A vida só tem um sentido, e o único sentido que a vida tem é quando investimos nossa vida na vida dos outros, ou quando encarnamos a luta dos outros como se ela fosse nossa, a luta do coletivo. Esta é a lida do Promotor de Justiça: lutar pela construção contínua da cidadania e da justiça social. O compromisso primordial do Ministério Público é a transformação, com justiça, da realidade social.



Pesquisar Acervo do Blog

16 de março de 2007

Em Busca do Ministério Público Perdido


É tempo de começar a questionar determinados aspectos relacionados à atuação do Ministério Público, que são considerados como tabus, mas que não podem prosseguir sem discussão, sob pena de perda da própria substância da instituição.

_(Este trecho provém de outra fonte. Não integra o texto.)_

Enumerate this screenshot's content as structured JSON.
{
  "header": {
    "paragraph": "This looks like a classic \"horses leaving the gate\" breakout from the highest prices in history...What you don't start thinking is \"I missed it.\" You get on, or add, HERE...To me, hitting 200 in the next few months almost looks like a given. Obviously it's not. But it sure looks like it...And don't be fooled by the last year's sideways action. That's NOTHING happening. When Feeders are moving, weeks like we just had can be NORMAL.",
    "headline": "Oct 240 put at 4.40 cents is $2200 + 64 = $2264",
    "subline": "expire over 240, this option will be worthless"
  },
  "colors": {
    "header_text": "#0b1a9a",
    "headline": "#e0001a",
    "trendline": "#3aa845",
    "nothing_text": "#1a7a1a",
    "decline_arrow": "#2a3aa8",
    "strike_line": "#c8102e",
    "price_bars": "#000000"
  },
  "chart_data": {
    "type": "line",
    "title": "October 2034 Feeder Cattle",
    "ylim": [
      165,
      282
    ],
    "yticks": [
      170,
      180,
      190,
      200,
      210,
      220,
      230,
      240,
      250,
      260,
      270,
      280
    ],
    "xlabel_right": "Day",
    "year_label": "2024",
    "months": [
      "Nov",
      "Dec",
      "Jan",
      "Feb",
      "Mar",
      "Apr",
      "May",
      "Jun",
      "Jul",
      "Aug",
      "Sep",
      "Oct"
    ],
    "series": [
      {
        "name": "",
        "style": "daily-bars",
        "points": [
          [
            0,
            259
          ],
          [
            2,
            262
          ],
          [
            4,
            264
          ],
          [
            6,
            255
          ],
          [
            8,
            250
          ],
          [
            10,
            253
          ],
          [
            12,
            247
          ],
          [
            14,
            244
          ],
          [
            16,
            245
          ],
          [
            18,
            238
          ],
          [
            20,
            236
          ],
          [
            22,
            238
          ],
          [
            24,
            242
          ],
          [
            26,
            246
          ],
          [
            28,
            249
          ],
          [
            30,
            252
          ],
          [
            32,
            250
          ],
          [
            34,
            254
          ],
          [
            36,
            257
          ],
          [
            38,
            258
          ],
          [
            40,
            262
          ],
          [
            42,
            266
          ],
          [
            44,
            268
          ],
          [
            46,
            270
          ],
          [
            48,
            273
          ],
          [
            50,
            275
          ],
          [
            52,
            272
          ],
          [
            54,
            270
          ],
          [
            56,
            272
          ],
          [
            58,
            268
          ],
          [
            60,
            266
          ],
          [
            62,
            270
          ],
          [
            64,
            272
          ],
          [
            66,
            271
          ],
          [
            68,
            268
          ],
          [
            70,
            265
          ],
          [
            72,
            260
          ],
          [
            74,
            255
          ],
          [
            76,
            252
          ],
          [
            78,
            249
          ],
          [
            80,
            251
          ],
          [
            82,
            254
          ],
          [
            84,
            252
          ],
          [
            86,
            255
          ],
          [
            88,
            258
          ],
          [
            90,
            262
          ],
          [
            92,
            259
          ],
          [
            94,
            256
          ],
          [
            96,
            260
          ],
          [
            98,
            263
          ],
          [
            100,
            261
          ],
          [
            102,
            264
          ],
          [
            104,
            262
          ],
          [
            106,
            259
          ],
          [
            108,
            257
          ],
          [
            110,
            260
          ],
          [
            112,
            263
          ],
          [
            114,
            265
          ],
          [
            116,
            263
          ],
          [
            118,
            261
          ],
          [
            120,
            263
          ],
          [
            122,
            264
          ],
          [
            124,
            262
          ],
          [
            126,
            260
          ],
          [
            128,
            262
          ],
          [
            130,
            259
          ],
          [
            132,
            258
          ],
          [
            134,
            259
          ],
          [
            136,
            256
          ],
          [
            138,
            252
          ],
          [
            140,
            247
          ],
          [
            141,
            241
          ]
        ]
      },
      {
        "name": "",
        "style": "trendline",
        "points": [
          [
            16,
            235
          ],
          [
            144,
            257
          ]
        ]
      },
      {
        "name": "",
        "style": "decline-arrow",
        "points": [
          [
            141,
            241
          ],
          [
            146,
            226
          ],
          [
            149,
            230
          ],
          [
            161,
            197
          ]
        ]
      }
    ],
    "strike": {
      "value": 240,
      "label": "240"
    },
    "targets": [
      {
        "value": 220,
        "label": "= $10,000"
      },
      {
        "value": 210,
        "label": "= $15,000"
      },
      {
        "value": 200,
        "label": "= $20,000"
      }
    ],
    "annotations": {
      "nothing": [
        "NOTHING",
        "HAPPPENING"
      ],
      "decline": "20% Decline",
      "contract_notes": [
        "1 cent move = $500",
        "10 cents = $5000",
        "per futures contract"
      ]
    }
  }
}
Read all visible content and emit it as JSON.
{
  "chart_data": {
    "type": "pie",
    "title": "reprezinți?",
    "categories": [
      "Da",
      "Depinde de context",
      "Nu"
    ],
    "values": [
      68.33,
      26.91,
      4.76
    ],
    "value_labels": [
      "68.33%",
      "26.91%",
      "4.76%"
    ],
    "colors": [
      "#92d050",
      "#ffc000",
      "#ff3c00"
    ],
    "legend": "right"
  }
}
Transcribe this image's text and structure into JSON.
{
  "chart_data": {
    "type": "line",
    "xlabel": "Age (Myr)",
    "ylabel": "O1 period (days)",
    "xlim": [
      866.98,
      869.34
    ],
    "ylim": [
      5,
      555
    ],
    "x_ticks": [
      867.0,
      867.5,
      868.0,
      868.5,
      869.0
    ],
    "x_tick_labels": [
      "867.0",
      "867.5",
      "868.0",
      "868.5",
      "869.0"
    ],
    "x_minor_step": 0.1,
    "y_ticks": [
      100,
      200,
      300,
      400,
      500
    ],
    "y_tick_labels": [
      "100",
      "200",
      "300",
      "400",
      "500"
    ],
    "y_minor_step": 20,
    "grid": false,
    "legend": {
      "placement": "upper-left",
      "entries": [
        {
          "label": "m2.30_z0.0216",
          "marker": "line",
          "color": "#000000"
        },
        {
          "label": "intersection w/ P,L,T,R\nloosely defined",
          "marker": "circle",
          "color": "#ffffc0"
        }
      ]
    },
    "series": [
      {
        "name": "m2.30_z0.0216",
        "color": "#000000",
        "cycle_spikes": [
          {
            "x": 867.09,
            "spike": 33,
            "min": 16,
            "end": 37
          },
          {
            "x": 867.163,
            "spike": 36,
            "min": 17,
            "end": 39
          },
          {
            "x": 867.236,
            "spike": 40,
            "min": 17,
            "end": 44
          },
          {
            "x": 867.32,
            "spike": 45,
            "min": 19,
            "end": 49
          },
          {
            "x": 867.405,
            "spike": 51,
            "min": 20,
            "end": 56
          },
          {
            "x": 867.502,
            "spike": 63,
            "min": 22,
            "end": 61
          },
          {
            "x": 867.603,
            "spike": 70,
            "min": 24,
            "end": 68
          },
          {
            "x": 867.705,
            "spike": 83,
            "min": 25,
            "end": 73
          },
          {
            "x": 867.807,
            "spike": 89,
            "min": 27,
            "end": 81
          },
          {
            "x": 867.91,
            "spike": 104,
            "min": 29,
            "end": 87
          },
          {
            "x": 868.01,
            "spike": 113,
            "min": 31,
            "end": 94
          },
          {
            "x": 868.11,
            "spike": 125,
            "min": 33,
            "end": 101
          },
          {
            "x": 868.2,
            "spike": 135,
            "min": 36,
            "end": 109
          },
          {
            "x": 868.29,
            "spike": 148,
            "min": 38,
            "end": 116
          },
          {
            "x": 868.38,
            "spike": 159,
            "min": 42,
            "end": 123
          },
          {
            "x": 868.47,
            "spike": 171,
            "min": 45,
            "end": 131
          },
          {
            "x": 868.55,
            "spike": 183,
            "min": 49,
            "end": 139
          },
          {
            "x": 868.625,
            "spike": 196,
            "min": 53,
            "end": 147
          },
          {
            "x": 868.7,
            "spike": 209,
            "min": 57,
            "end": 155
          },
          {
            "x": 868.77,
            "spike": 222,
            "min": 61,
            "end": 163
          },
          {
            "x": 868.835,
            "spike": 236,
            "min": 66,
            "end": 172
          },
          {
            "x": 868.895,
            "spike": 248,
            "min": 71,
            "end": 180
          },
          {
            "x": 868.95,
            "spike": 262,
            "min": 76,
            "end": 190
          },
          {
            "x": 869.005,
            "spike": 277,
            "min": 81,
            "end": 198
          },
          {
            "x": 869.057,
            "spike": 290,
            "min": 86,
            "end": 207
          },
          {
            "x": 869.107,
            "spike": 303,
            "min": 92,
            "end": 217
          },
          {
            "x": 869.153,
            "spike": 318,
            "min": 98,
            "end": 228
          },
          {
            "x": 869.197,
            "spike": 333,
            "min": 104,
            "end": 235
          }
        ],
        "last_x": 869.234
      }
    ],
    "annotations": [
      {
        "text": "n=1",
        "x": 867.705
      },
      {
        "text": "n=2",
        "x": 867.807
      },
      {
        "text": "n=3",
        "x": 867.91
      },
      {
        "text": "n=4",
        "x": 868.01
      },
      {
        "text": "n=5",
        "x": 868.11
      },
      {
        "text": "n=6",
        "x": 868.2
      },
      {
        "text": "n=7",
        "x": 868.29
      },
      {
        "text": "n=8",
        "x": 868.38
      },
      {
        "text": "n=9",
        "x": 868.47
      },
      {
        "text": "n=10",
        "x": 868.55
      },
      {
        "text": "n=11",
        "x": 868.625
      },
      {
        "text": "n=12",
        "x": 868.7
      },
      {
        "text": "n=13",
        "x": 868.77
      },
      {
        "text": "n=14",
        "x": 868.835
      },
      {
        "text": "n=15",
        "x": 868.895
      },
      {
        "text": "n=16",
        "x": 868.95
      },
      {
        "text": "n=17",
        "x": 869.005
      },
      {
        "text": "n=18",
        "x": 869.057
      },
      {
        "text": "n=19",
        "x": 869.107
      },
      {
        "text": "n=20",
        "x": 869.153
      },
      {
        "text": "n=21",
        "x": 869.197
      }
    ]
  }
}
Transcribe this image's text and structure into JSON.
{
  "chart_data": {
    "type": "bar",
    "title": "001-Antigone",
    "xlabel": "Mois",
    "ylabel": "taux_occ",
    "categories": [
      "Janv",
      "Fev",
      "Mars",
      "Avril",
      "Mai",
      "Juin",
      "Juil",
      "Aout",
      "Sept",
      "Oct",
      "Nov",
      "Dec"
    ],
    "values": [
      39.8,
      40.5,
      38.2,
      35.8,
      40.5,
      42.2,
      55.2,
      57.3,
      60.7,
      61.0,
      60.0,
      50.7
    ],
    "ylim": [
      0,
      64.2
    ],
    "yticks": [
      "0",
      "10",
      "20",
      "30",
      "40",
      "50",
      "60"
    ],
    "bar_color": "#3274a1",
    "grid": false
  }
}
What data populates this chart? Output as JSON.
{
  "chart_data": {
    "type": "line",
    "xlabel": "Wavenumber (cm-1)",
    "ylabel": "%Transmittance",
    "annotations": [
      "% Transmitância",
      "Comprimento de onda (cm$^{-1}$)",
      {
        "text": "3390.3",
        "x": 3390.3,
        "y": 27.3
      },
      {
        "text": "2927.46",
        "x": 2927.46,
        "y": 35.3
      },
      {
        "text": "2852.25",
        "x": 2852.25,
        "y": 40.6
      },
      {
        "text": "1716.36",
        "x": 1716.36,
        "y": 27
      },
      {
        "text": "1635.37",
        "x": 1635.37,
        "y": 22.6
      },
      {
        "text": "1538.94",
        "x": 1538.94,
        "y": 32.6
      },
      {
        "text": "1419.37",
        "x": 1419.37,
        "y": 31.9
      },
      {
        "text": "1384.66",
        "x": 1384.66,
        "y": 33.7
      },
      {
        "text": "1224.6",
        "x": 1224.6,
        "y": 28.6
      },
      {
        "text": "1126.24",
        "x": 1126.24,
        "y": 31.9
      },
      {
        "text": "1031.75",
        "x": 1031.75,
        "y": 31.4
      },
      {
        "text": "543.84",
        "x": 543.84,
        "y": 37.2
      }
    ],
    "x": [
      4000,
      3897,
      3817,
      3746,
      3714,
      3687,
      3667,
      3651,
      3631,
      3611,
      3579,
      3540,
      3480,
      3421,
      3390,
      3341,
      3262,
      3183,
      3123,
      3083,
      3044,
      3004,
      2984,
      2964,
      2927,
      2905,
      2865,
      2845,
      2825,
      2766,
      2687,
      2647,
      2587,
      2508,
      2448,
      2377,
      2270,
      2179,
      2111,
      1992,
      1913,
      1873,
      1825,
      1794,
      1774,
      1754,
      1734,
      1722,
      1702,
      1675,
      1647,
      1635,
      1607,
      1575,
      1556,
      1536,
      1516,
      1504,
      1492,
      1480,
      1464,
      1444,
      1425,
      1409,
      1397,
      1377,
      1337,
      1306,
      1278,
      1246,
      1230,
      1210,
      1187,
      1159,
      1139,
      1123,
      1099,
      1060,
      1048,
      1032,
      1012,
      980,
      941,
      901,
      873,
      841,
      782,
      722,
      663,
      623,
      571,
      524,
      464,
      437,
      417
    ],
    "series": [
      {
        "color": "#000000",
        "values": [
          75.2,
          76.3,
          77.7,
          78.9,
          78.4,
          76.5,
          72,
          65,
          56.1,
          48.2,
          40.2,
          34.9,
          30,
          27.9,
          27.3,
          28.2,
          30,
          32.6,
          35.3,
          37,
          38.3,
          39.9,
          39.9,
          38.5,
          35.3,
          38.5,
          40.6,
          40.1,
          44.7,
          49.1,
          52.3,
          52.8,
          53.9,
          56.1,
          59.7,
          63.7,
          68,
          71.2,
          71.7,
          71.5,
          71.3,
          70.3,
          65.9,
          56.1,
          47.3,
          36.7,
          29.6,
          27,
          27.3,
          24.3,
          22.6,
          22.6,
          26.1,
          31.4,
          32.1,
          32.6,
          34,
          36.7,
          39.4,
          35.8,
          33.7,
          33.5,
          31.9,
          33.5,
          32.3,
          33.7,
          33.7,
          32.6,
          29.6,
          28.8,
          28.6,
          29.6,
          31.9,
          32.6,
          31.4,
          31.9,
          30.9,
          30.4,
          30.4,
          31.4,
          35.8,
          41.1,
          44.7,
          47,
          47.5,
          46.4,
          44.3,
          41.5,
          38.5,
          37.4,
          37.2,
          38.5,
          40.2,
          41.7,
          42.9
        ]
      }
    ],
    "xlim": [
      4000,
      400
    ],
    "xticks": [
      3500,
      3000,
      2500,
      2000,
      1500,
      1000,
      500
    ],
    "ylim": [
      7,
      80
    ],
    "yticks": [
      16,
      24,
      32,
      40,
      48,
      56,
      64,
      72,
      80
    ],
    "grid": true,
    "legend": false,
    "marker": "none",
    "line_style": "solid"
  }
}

Um texto em particular vem à mente quando se fala em Ministério Público. É um trecho de PIERO CALAMANDREI que todos os candidatos em concursos ministeriais sabem de cor. Diz o seguinte: Entre todos os cargos judiciários, o mais difícil, segundo me parece, é o Ministério Público. Este, como sustentáculo da acusação, devia ser tão parcial quanto um advogado; como guarda inflexível da lei, devia ser tão imparcial como um juiz. Advogado sem paixão, juiz sem imparcialidade, tal é o absurdo psicológico no qual o Ministério Público, se não adquirir o sentido do equilíbrio, se arrisca, momento a momento, a perder, por amor da sinceridade, a generosa combatividade do defensor, ou, por amor da polêmica, a objetividade sem paixão do magistrado.

O trecho mencionado é muito importante, na formação psicológica do promotor de Justiça (e aí incluídos os procuradores da República). E, diga-se de passagem, ele é muito mais importante, até, pelo que não diz textualmente do que pelo seu conteúdo literal. Para começar, vale lembrar que ele está contido num trecho de livro que se diz um "elogio a juízes feito por um advogado". Não se propõe, portanto, a discorrer sobre o parquet. Em segundo lugar, trata-se de uma obra italiana, que de nenhuma forma deveria servir de referencial psicológico para a instituição brasileira, juridicamente tão diversa da continental. Tendo em mente esses dois pressupostos - 1. não se trata de uma obra que se proponha a avaliar a relação entre os promotores e os juízes, ou entre aqueles e os advogados; 2. A realidade jurídica é, antes de mais nada, uma realidade cultural, e a realidade jurídica brasileira é diversa da italiana. Ora, o livro baseia-se na realidade jurídica italiana, e deve, portanto, ser avaliado com a devida cautela pelos operadores jurídicos brasileiros - pode-se avaliar melhor esse trecho, dando-lhe o devido valor.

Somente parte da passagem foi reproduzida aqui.